Nigerian Pidgin Language

Download

This chapter describes the linguistic resources included in the file pcm.zip of the lang folder.

This work was financed by the French Agence Nationale pour la Recherche (ANR-16-CE27-0007), in the context of the NaijaSynCor project.

The iso-639-3 code of Naija language is PCM.

List of phonemes

Consonant Plosives

SPPAS IPA Description Examples
p p voiceless bilabial public, palaver
b b voiced bilabial bye, bojuboju, boli
t t voiceless alveolar two, tree, tranga
d d voiced alveolar drop, duma, this
k k voiceless velar ketu, cut, quick
g g voiced velar gain, girl, guy

Consonant Fricatives

SPPAS IPA Description Examples
f f voiceless labiodental farm, phone, view
s s voiceless alveolar centre, safe, zero
S ʃ voiceless postalveolar cheque, sabi, ship
z z voiced alveolar used, diesel, eze
v v voiced labiodental visit, view
h h voiceless glottal happy, hope, who
T θ voiceless dental thing, ethnic, three
D ð voiced dental

Consonant Nasals

SPPAS IPA Description Examples
m m bilabial make, milk, magaji
n n alveolar knock, name, nitel
N ŋ voiced velar bongo, sings

Consonant Liquids

SPPAS IPA Description Examples
l l alveolar lateral load, lokodan
r\ ɹ alveolar approximant radio, root, wrap

Semivowels

SPPAS IPA Description Examples
j j voiced palatal uni, yes, europe
w w voiced labiovelar one, wait, wowo

Vowels

SPPAS IPA Description Examples
E ɛ open-mid front unrounded air, early, egg, men
a a open front unrounded our, ask, above
O ɔ open-mid back rounded us, onion, all, oba
i i close front unrounded each, even, ile, is
e e close-mid front unrounded alone, eko
o o close-mid back rounded obodo, ojo
u u close back rounded ugu, una, upo

Nasal vowels

SPPAS IPA Examples
a~ ɑ̃ auntie, african, commander
e~ fiyen, britain, town
E~ ɛ̃ calendar, men, accent
i~ admin, ani, benin
O~ ɔ̃ election, lokodan, million
u~ remove, segun, broken

Affricates

SPPAS IPA Description
tS t͡ʃ voiceless postalveolar
dZ d͡ʒ voiced postalveolar

Others

SPPAS IPA Examples
aI I, write, type
aU out, town
OI ɔɪ oil, boy
eI a, eight, age

Fillers

SPPAS Description
laugh laughter
noise noises, unintelligible speech
dummy un-transcribed speech

Pronunciation Dictionary

The dictionary was originally created by extracting the lexicon of the corpus published in annex of (Deuber 2005). New words with their orthographic variants and pronunciations were added to the dictionary by team of four transcribers, native speakers of the language.
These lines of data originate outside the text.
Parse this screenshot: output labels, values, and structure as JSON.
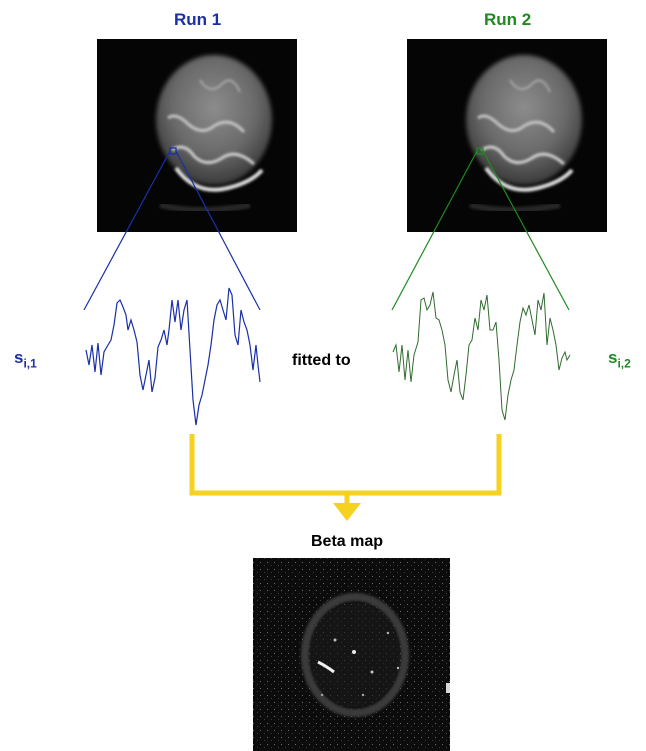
{
  "run1": {
    "title": "Run 1",
    "signal_base": "s",
    "signal_sub": "i,1",
    "color": "#1a2fa8"
  },
  "run2": {
    "title": "Run 2",
    "signal_base": "s",
    "signal_sub": "i,2",
    "color": "#1f8a1f"
  },
  "relation_label": "fitted to",
  "output": {
    "title": "Beta map",
    "arrow_color": "#f5d21f"
  }
}
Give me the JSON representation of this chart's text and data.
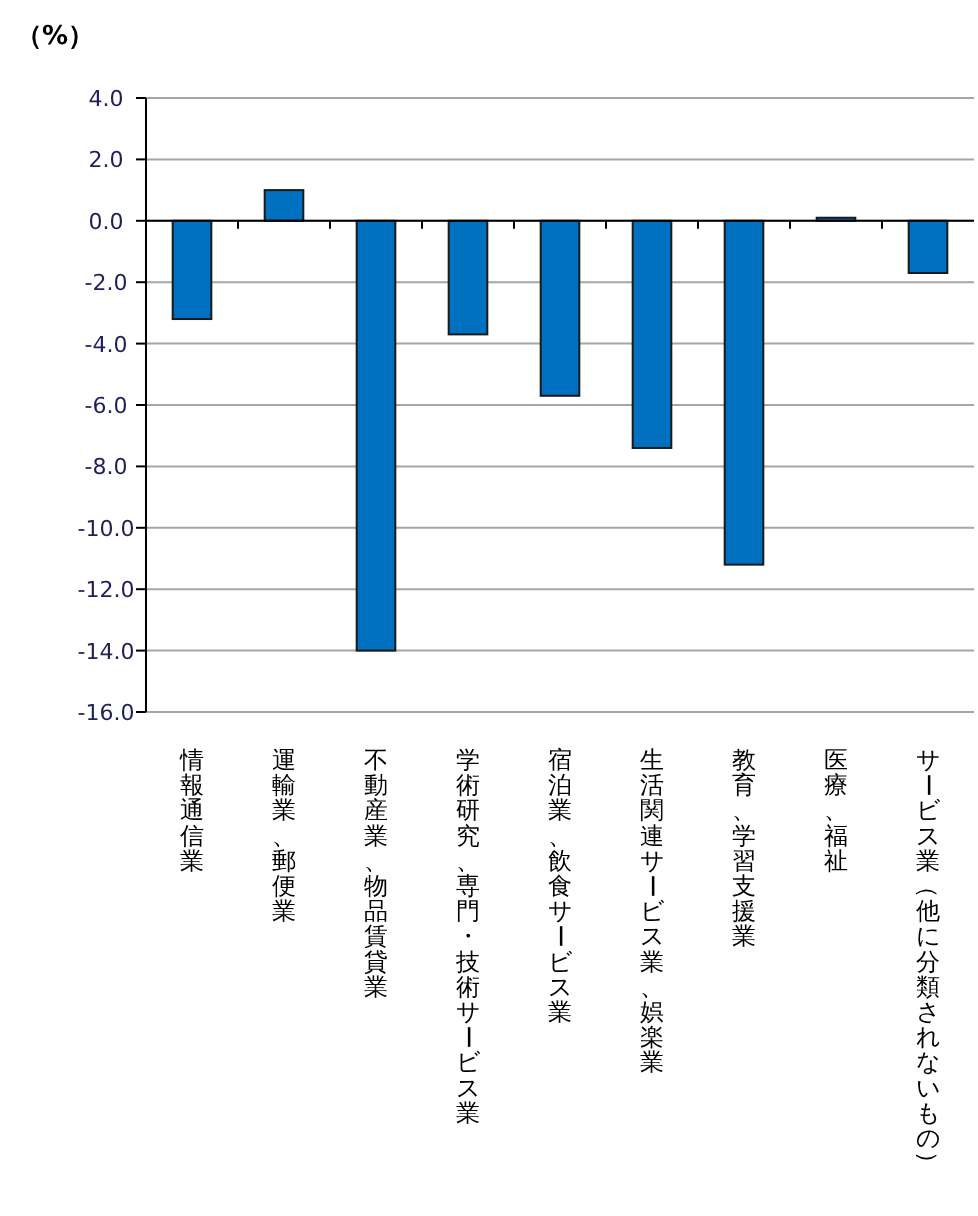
{
  "chart_data": {
    "type": "bar",
    "ylabel": "（%）",
    "categories": [
      "情報通信業",
      "運輸業、郵便業",
      "不動産業、物品賃貸業",
      "学術研究、専門・技術サービス業",
      "宿泊業、飲食サービス業",
      "生活関連サービス業、娯楽業",
      "教育、学習支援業",
      "医療、福祉",
      "サービス業（他に分類されないもの）"
    ],
    "values": [
      -3.2,
      1.0,
      -14.0,
      -3.7,
      -5.7,
      -7.4,
      -11.2,
      0.1,
      -1.7
    ],
    "color": "#0070c0",
    "ylim": [
      -16.0,
      4.0
    ],
    "yticks": [
      {
        "value": 4,
        "label": "4.0"
      },
      {
        "value": 2,
        "label": "2.0"
      },
      {
        "value": 0,
        "label": "0.0"
      },
      {
        "value": -2,
        "label": "-2.0"
      },
      {
        "value": -4,
        "label": "-4.0"
      },
      {
        "value": -6,
        "label": "-6.0"
      },
      {
        "value": -8,
        "label": "-8.0"
      },
      {
        "value": -10,
        "label": "-10.0"
      },
      {
        "value": -12,
        "label": "-12.0"
      },
      {
        "value": -14,
        "label": "-14.0"
      },
      {
        "value": -16,
        "label": "-16.0"
      }
    ],
    "grid": "y"
  }
}
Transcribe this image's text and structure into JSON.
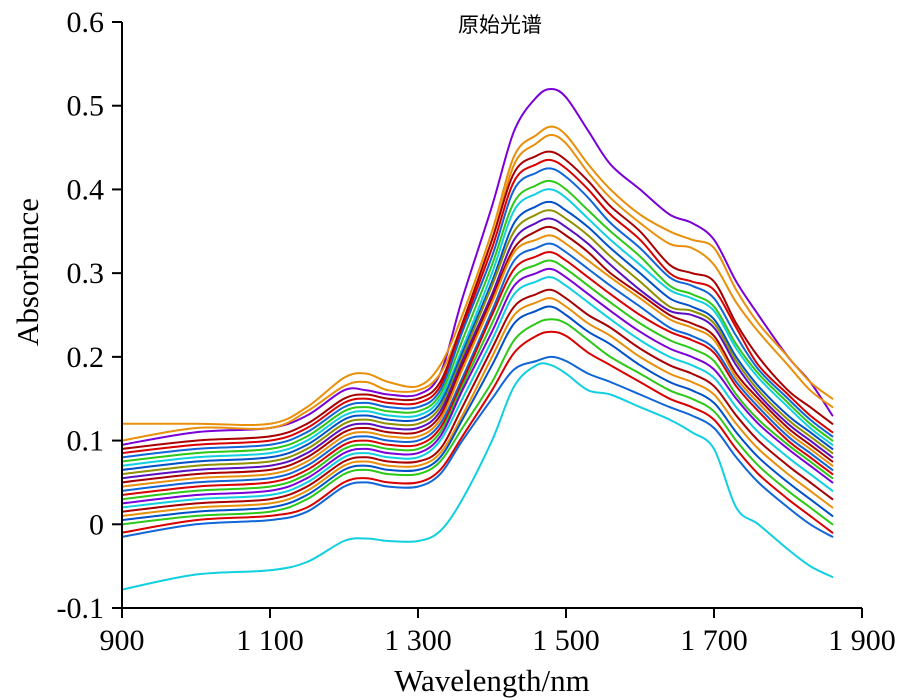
{
  "chart_data": {
    "type": "line",
    "title": "原始光谱",
    "xlabel": "Wavelength/nm",
    "ylabel": "Absorbance",
    "xlim": [
      900,
      1900
    ],
    "ylim": [
      -0.1,
      0.6
    ],
    "x_ticks": [
      900,
      1100,
      1300,
      1500,
      1700,
      1900
    ],
    "x_tick_labels": [
      "900",
      "1 100",
      "1 300",
      "1 500",
      "1 700",
      "1 900"
    ],
    "y_ticks": [
      -0.1,
      0,
      0.1,
      0.2,
      0.3,
      0.4,
      0.5,
      0.6
    ],
    "y_tick_labels": [
      "-0.1",
      "0",
      "0.1",
      "0.2",
      "0.3",
      "0.4",
      "0.5",
      "0.6"
    ],
    "grid": false,
    "legend": "none",
    "x": [
      900,
      1000,
      1100,
      1150,
      1200,
      1230,
      1260,
      1300,
      1330,
      1360,
      1400,
      1430,
      1460,
      1480,
      1500,
      1530,
      1560,
      1600,
      1640,
      1670,
      1700,
      1730,
      1760,
      1800,
      1830,
      1860
    ],
    "palette": [
      "#7a00d8",
      "#e8900a",
      "#a80000",
      "#1066d8",
      "#2ec818",
      "#10d0e0",
      "#d80000",
      "#0050c8",
      "#909000",
      "#5a10c0"
    ],
    "series": [
      {
        "color": "#7a00d8",
        "values": [
          0.095,
          0.11,
          0.115,
          0.13,
          0.16,
          0.16,
          0.155,
          0.155,
          0.18,
          0.27,
          0.38,
          0.47,
          0.51,
          0.52,
          0.51,
          0.47,
          0.43,
          0.4,
          0.37,
          0.36,
          0.34,
          0.29,
          0.25,
          0.2,
          0.17,
          0.13
        ]
      },
      {
        "color": "#e8900a",
        "values": [
          0.12,
          0.12,
          0.12,
          0.14,
          0.175,
          0.18,
          0.17,
          0.165,
          0.19,
          0.25,
          0.35,
          0.44,
          0.465,
          0.475,
          0.465,
          0.43,
          0.4,
          0.37,
          0.35,
          0.34,
          0.33,
          0.28,
          0.24,
          0.2,
          0.17,
          0.15
        ]
      },
      {
        "color": "#e8900a",
        "values": [
          0.1,
          0.115,
          0.115,
          0.135,
          0.165,
          0.17,
          0.16,
          0.16,
          0.18,
          0.24,
          0.34,
          0.43,
          0.455,
          0.465,
          0.455,
          0.42,
          0.39,
          0.36,
          0.335,
          0.33,
          0.31,
          0.265,
          0.23,
          0.19,
          0.16,
          0.14
        ]
      },
      {
        "color": "#a80000",
        "values": [
          0.09,
          0.1,
          0.105,
          0.12,
          0.15,
          0.155,
          0.15,
          0.15,
          0.17,
          0.24,
          0.34,
          0.42,
          0.44,
          0.445,
          0.435,
          0.41,
          0.38,
          0.35,
          0.31,
          0.3,
          0.29,
          0.24,
          0.2,
          0.16,
          0.14,
          0.12
        ]
      },
      {
        "color": "#d80000",
        "values": [
          0.085,
          0.095,
          0.1,
          0.115,
          0.145,
          0.15,
          0.145,
          0.145,
          0.165,
          0.235,
          0.33,
          0.41,
          0.43,
          0.435,
          0.425,
          0.4,
          0.37,
          0.34,
          0.3,
          0.29,
          0.28,
          0.235,
          0.19,
          0.155,
          0.13,
          0.11
        ]
      },
      {
        "color": "#1066d8",
        "values": [
          0.08,
          0.09,
          0.095,
          0.11,
          0.14,
          0.145,
          0.14,
          0.14,
          0.16,
          0.23,
          0.32,
          0.4,
          0.42,
          0.425,
          0.415,
          0.39,
          0.36,
          0.33,
          0.295,
          0.285,
          0.27,
          0.225,
          0.185,
          0.15,
          0.125,
          0.105
        ]
      },
      {
        "color": "#2ec818",
        "values": [
          0.075,
          0.085,
          0.09,
          0.105,
          0.135,
          0.14,
          0.135,
          0.135,
          0.155,
          0.22,
          0.31,
          0.385,
          0.405,
          0.41,
          0.4,
          0.375,
          0.35,
          0.32,
          0.285,
          0.275,
          0.26,
          0.215,
          0.18,
          0.145,
          0.12,
          0.1
        ]
      },
      {
        "color": "#10d0e0",
        "values": [
          0.07,
          0.08,
          0.085,
          0.1,
          0.13,
          0.135,
          0.13,
          0.13,
          0.15,
          0.21,
          0.3,
          0.375,
          0.395,
          0.4,
          0.39,
          0.365,
          0.34,
          0.31,
          0.28,
          0.27,
          0.255,
          0.21,
          0.175,
          0.14,
          0.115,
          0.095
        ]
      },
      {
        "color": "#0050c8",
        "values": [
          0.065,
          0.075,
          0.08,
          0.095,
          0.125,
          0.13,
          0.125,
          0.125,
          0.145,
          0.205,
          0.29,
          0.36,
          0.38,
          0.385,
          0.375,
          0.355,
          0.33,
          0.3,
          0.27,
          0.26,
          0.245,
          0.2,
          0.165,
          0.13,
          0.11,
          0.09
        ]
      },
      {
        "color": "#909000",
        "values": [
          0.06,
          0.07,
          0.075,
          0.09,
          0.12,
          0.125,
          0.12,
          0.12,
          0.14,
          0.2,
          0.285,
          0.35,
          0.37,
          0.375,
          0.365,
          0.345,
          0.32,
          0.29,
          0.26,
          0.255,
          0.24,
          0.195,
          0.16,
          0.125,
          0.105,
          0.085
        ]
      },
      {
        "color": "#5a10c0",
        "values": [
          0.055,
          0.065,
          0.07,
          0.085,
          0.115,
          0.12,
          0.115,
          0.115,
          0.135,
          0.195,
          0.275,
          0.34,
          0.36,
          0.365,
          0.355,
          0.335,
          0.31,
          0.28,
          0.255,
          0.25,
          0.235,
          0.19,
          0.155,
          0.12,
          0.1,
          0.08
        ]
      },
      {
        "color": "#a80000",
        "values": [
          0.05,
          0.06,
          0.065,
          0.08,
          0.11,
          0.115,
          0.11,
          0.11,
          0.13,
          0.19,
          0.27,
          0.33,
          0.35,
          0.355,
          0.345,
          0.325,
          0.3,
          0.275,
          0.25,
          0.24,
          0.225,
          0.18,
          0.15,
          0.115,
          0.095,
          0.075
        ]
      },
      {
        "color": "#e8900a",
        "values": [
          0.045,
          0.055,
          0.06,
          0.075,
          0.105,
          0.11,
          0.105,
          0.105,
          0.125,
          0.185,
          0.265,
          0.325,
          0.34,
          0.345,
          0.335,
          0.315,
          0.295,
          0.27,
          0.245,
          0.235,
          0.22,
          0.175,
          0.145,
          0.11,
          0.09,
          0.07
        ]
      },
      {
        "color": "#1066d8",
        "values": [
          0.04,
          0.05,
          0.055,
          0.07,
          0.1,
          0.105,
          0.1,
          0.1,
          0.12,
          0.175,
          0.255,
          0.315,
          0.33,
          0.335,
          0.325,
          0.305,
          0.285,
          0.26,
          0.235,
          0.225,
          0.21,
          0.17,
          0.14,
          0.105,
          0.085,
          0.065
        ]
      },
      {
        "color": "#d80000",
        "values": [
          0.035,
          0.045,
          0.05,
          0.065,
          0.095,
          0.1,
          0.095,
          0.095,
          0.115,
          0.17,
          0.25,
          0.305,
          0.32,
          0.325,
          0.315,
          0.295,
          0.275,
          0.25,
          0.23,
          0.22,
          0.205,
          0.165,
          0.135,
          0.1,
          0.08,
          0.06
        ]
      },
      {
        "color": "#2ec818",
        "values": [
          0.03,
          0.04,
          0.045,
          0.06,
          0.09,
          0.095,
          0.09,
          0.09,
          0.11,
          0.165,
          0.24,
          0.295,
          0.31,
          0.315,
          0.305,
          0.285,
          0.265,
          0.24,
          0.22,
          0.21,
          0.195,
          0.155,
          0.125,
          0.095,
          0.075,
          0.055
        ]
      },
      {
        "color": "#7a00d8",
        "values": [
          0.025,
          0.035,
          0.04,
          0.055,
          0.085,
          0.09,
          0.085,
          0.085,
          0.105,
          0.16,
          0.23,
          0.285,
          0.3,
          0.305,
          0.295,
          0.275,
          0.255,
          0.23,
          0.21,
          0.2,
          0.185,
          0.15,
          0.12,
          0.09,
          0.07,
          0.05
        ]
      },
      {
        "color": "#10d0e0",
        "values": [
          0.02,
          0.03,
          0.035,
          0.05,
          0.08,
          0.085,
          0.08,
          0.08,
          0.1,
          0.15,
          0.22,
          0.275,
          0.29,
          0.295,
          0.285,
          0.265,
          0.245,
          0.22,
          0.2,
          0.19,
          0.175,
          0.14,
          0.11,
          0.08,
          0.06,
          0.04
        ]
      },
      {
        "color": "#a80000",
        "values": [
          0.015,
          0.025,
          0.03,
          0.045,
          0.075,
          0.08,
          0.075,
          0.075,
          0.09,
          0.14,
          0.21,
          0.26,
          0.275,
          0.28,
          0.27,
          0.25,
          0.235,
          0.21,
          0.19,
          0.18,
          0.165,
          0.13,
          0.1,
          0.07,
          0.05,
          0.03
        ]
      },
      {
        "color": "#e8900a",
        "values": [
          0.01,
          0.02,
          0.025,
          0.04,
          0.07,
          0.075,
          0.07,
          0.07,
          0.085,
          0.13,
          0.2,
          0.25,
          0.265,
          0.27,
          0.26,
          0.24,
          0.225,
          0.2,
          0.18,
          0.17,
          0.155,
          0.12,
          0.09,
          0.06,
          0.04,
          0.02
        ]
      },
      {
        "color": "#0050c8",
        "values": [
          0.005,
          0.015,
          0.02,
          0.035,
          0.065,
          0.07,
          0.065,
          0.065,
          0.08,
          0.125,
          0.19,
          0.24,
          0.255,
          0.26,
          0.25,
          0.23,
          0.215,
          0.19,
          0.17,
          0.16,
          0.145,
          0.11,
          0.08,
          0.05,
          0.03,
          0.01
        ]
      },
      {
        "color": "#2ec818",
        "values": [
          0.0,
          0.01,
          0.015,
          0.03,
          0.06,
          0.065,
          0.06,
          0.06,
          0.075,
          0.115,
          0.17,
          0.22,
          0.24,
          0.245,
          0.24,
          0.22,
          0.2,
          0.18,
          0.16,
          0.15,
          0.135,
          0.1,
          0.07,
          0.04,
          0.02,
          0.0
        ]
      },
      {
        "color": "#d80000",
        "values": [
          -0.01,
          0.005,
          0.01,
          0.02,
          0.05,
          0.055,
          0.05,
          0.05,
          0.065,
          0.105,
          0.16,
          0.205,
          0.225,
          0.23,
          0.225,
          0.205,
          0.19,
          0.17,
          0.15,
          0.14,
          0.125,
          0.09,
          0.06,
          0.03,
          0.01,
          -0.01
        ]
      },
      {
        "color": "#1066d8",
        "values": [
          -0.015,
          0.0,
          0.005,
          0.015,
          0.045,
          0.05,
          0.045,
          0.045,
          0.06,
          0.1,
          0.15,
          0.185,
          0.195,
          0.2,
          0.195,
          0.18,
          0.17,
          0.155,
          0.14,
          0.13,
          0.115,
          0.08,
          0.05,
          0.02,
          0.0,
          -0.015
        ]
      },
      {
        "color": "#10d0e0",
        "values": [
          -0.078,
          -0.06,
          -0.055,
          -0.045,
          -0.02,
          -0.017,
          -0.02,
          -0.02,
          -0.008,
          0.03,
          0.1,
          0.165,
          0.19,
          0.19,
          0.18,
          0.16,
          0.155,
          0.14,
          0.125,
          0.11,
          0.09,
          0.02,
          0.0,
          -0.03,
          -0.05,
          -0.063
        ]
      }
    ]
  }
}
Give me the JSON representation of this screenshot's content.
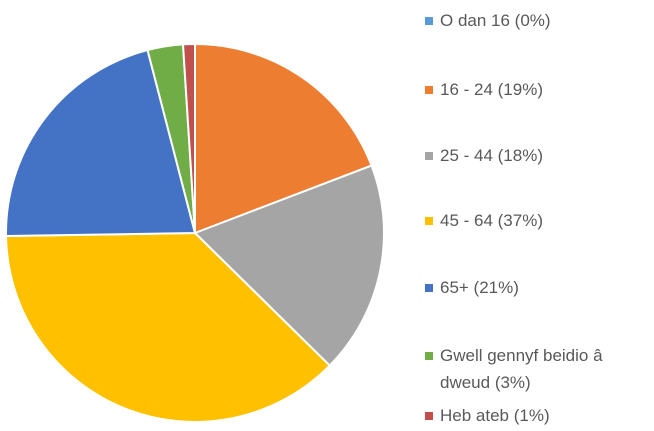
{
  "chart_data": {
    "type": "pie",
    "categories": [
      "O dan 16 (0%)",
      "16 - 24  (19%)",
      "25 - 44  (18%)",
      "45 - 64  (37%)",
      "65+ (21%)",
      "Gwell gennyf beidio â dweud (3%)",
      "Heb ateb (1%)"
    ],
    "values": [
      0,
      19,
      18,
      37,
      21,
      3,
      1
    ],
    "colors": [
      "#5b9bd5",
      "#ed7d31",
      "#a5a5a5",
      "#ffc000",
      "#4472c4",
      "#70ad47",
      "#c0504d"
    ],
    "legend": "right"
  }
}
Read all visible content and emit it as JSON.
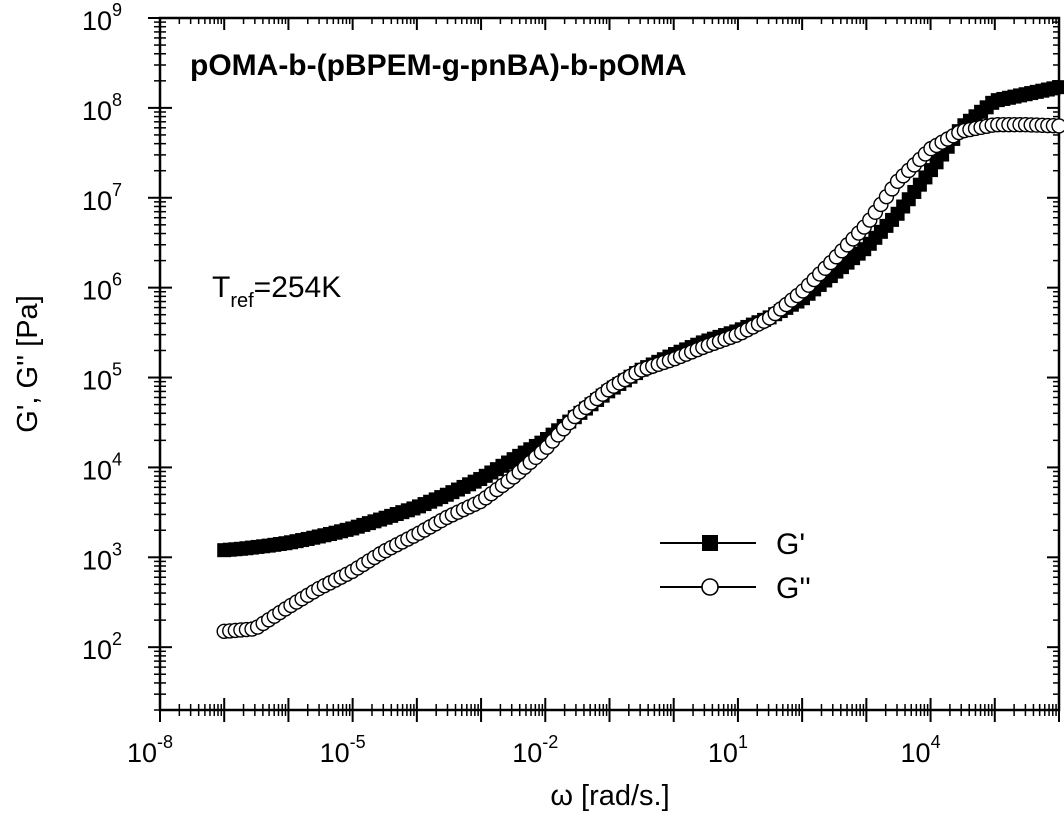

It is distributed under the terms of the GNU General Public License.

Acoustic Model

A first version of the Naija acoustic model was created in 2017-07 by Brigitte Bigi with the SPPAS training scripts.

An initial model was created on the basis of other language prototypes. Such prototypes were mostly extracted from the English acoustic model. For the missing models of phonemes, the nasals /O~/, /a~/, /e~/, /i~/ and /u~/ were picked off Southern Min language, and /E~/ was extracted from French language using /U~/ prototype. The vowels /a/ and /e/ were extracted from the French model; and finally /O/ and /o/ from the Italian one. The fillers were also added to the model in order to be automatically time-aligned too: silence, noise, laughter.

The acoustic model was then trained with a set of 8 files (totalling 3 min 29 seconds in length.) manually phonetized and time-aligned.

The currently distributed acoustic model was trained at the end of the project, in 2020, thanks to all the manual transcription of the whole corpus (see Bigi et al., submitted).

The model is distributed under the terms of the Creative Commons Attribution-NonCommercial-ShareAlike 4.0 International Public License.

The model was created using a Python script available in the SPPAS package: acmtrain.py.

References

Brigitte Bigi, Abiola S. Oyelere, Bernard Caron (submitted). Resources for Automated Speech Segmentation of the African Language Naija (Nigerian Pidgin). LNAI, Springer.

Brigitte Bigi, Bernard Caron, Abiola S. Oyelere (2017). Developing Resources for Automated Speech Processing of the African Language Naija (Nigerian Pidgin). In 8th Language and Technology Conference: Human Language Technologies as a Challenge for Computer Science and Linguistics, pp. 441-445, Poznań, Poland.